SINGAPORE, Feb 13 (Bernama) -- A new double taxation avoidance and income tax evasion prevention agreement between Singapore and Malaysia came into force Monday following the completion of ratification formalities.
The provisions of the new agreement, called the "Avoidance of Double Taxation and Prevention of Fiscal Evasion with respect to Taxes on Income", would cover income derived on or after Jan 1, 2007, the Finance Ministry said.
The revised terms under the new agreement include the reduction of the rates of withholding tax on interest and royalties to 10 per cent and eight per cent respectively.
Under the old agreement, interest and royalties are taxed at the prevailing domestic tax rates ranging from 10 per cent to 15 per cent.
"The tax treatment of technical fees is also made clear under the new agreement," the ministry said, adding that the rate of withholding tax of five per cent will apply to such payment.
Other revisions include mutual tax sparing relief which will apply to the first 10 years for which the agreement is effective.
In the case of dividends received from a Malaysian resident company, Singapore will allow a tax credit for the Malaysian tax on that portion of the profits, out of which the dividends is paid.
"Malaysia will allow a similar tax credit on dividends received from Singapore if the Malaysian resident company holds at least 10 per cent of the voting shares in the Singapore resident company," the ministry said.

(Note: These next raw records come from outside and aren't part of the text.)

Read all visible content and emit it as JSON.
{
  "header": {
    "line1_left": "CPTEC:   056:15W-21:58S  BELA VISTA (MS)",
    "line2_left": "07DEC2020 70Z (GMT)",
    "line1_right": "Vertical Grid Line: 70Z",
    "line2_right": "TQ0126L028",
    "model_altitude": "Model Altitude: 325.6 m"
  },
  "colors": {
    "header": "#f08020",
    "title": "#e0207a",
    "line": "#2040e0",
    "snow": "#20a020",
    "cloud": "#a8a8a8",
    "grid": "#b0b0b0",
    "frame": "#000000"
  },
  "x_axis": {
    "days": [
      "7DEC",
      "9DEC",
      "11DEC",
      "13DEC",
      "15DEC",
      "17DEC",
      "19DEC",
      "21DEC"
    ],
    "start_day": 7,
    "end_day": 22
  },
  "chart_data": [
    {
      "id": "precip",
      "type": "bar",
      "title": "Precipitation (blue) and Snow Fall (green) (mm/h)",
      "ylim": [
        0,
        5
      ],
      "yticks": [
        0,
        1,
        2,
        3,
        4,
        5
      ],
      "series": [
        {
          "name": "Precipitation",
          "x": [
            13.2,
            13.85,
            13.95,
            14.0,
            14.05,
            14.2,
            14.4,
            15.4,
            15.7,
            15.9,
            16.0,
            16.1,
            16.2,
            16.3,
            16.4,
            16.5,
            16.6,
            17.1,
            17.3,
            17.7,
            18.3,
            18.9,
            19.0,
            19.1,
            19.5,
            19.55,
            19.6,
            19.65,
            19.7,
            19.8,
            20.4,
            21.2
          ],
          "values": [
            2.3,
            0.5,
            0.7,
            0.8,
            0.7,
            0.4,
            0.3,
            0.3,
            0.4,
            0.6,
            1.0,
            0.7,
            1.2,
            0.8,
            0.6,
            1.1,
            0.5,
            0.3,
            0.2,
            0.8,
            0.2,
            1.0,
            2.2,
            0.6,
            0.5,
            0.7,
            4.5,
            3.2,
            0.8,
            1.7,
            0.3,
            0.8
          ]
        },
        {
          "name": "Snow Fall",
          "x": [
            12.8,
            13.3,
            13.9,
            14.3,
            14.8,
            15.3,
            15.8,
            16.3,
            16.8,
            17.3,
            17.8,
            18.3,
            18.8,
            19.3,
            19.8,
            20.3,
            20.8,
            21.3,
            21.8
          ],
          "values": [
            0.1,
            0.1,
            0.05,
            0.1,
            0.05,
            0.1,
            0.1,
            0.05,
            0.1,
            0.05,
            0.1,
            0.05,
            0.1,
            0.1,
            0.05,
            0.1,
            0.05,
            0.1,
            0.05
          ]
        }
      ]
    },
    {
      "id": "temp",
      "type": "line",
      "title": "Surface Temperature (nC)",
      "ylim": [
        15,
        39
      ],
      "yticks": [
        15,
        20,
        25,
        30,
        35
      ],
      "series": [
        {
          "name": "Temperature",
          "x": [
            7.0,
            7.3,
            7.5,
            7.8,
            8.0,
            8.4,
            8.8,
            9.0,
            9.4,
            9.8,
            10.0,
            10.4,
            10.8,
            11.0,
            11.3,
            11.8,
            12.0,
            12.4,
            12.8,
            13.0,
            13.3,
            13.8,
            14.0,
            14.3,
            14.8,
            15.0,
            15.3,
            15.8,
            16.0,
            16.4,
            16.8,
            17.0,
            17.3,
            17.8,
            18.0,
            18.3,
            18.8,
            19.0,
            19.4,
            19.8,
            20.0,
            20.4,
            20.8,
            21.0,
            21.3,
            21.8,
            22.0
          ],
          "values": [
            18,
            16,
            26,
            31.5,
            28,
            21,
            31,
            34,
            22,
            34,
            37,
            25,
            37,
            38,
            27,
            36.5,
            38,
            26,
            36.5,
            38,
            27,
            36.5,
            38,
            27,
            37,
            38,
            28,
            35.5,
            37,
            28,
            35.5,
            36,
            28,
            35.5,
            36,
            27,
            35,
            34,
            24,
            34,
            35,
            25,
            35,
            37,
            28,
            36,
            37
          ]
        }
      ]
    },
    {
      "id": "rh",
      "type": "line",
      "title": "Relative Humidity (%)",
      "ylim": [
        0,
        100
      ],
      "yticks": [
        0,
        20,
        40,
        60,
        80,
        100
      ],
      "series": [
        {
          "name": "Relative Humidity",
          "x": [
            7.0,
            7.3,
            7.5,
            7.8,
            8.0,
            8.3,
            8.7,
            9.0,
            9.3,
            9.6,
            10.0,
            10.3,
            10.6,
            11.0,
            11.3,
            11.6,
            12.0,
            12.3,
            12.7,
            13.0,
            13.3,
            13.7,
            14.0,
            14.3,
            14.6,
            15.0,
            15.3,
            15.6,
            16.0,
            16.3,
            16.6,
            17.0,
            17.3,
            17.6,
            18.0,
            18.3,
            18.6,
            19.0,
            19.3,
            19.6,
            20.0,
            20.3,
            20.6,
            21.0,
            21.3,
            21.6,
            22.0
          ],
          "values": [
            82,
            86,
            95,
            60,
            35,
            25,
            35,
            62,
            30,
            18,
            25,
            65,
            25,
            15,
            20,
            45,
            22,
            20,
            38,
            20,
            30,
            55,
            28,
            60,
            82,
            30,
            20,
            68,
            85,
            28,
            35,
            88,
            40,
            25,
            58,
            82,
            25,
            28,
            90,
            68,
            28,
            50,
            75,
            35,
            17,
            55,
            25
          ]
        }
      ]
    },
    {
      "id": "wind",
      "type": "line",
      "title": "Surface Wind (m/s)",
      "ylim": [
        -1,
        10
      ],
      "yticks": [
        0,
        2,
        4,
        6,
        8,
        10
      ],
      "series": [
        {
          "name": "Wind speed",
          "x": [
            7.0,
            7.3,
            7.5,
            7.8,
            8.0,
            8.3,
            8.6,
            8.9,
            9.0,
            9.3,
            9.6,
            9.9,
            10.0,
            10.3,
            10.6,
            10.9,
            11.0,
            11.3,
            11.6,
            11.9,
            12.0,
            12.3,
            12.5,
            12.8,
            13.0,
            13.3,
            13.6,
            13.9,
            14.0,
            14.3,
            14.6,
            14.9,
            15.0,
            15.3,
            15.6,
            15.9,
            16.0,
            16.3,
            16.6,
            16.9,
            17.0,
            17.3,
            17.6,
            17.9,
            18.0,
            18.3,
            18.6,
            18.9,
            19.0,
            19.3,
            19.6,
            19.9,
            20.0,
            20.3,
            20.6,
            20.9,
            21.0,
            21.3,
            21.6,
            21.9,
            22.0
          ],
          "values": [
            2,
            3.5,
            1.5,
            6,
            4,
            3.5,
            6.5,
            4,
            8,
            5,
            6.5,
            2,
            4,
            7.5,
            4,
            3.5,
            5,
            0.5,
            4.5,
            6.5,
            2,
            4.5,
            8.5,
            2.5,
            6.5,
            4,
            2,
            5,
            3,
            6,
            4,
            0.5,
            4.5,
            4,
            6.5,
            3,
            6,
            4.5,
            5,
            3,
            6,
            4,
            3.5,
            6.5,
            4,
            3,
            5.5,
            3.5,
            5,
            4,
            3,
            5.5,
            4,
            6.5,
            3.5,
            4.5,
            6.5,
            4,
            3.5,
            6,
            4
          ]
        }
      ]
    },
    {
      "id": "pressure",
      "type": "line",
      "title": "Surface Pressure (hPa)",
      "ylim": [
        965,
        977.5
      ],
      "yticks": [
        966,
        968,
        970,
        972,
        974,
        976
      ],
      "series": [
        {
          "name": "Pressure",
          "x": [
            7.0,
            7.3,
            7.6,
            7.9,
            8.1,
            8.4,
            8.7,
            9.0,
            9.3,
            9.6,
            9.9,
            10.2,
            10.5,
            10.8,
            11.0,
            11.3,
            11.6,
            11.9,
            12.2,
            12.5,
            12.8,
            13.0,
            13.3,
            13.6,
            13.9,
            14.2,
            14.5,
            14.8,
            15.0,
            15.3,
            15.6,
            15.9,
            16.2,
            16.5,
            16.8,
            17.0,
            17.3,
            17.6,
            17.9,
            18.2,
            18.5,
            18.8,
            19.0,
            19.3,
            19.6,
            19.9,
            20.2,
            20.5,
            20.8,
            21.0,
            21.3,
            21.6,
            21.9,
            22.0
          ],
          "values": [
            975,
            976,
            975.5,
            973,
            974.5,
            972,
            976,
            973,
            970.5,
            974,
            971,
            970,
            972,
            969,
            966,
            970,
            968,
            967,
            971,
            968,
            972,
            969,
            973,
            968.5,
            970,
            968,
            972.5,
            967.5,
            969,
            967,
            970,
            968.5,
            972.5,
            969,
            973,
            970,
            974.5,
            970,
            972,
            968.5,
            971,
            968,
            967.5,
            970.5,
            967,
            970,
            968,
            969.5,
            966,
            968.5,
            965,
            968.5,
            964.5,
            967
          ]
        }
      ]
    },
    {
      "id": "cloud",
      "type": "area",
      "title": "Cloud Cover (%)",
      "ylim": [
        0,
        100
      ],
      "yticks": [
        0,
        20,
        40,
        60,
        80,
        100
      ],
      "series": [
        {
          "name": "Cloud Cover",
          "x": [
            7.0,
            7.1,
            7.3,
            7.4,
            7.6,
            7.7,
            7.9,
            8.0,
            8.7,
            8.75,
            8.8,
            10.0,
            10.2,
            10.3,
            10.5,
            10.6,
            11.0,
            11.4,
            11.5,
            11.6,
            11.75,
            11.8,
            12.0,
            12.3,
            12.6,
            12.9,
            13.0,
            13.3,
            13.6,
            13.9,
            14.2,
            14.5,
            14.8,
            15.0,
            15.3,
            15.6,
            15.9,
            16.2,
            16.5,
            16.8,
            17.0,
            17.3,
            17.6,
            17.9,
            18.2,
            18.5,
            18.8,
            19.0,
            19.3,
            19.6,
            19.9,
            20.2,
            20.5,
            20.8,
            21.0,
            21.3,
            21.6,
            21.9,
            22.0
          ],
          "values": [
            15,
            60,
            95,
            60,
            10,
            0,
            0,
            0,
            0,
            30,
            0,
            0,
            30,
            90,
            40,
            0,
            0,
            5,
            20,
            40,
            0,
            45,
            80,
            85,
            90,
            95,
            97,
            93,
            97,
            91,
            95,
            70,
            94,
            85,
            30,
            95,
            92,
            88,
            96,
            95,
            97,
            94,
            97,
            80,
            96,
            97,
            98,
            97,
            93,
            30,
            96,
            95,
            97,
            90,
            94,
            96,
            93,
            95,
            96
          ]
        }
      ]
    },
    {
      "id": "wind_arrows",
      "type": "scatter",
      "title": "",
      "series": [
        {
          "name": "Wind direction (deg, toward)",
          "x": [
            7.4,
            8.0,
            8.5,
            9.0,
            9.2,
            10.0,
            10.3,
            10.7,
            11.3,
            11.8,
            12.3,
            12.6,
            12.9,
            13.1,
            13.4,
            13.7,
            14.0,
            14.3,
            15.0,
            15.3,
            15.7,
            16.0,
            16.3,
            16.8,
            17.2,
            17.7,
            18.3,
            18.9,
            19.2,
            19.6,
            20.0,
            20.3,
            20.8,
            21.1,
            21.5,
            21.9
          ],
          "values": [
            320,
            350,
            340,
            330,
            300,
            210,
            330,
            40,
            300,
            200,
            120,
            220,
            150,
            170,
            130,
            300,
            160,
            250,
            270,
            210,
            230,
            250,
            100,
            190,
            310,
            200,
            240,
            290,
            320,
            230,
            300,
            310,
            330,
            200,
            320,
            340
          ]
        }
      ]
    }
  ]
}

The ministry added that the new agreement would continue to help investors avoid the burden of double taxation of income between Singapore and Malaysia and further facilitate the cross-flow of trade, investment, financial activities and technical know-how between the two countries.
The full text of the new agreement was published in the Government Gazette today and is also available on the website of Singapore's Inland Revenue Authority at www.iras.gov.sg.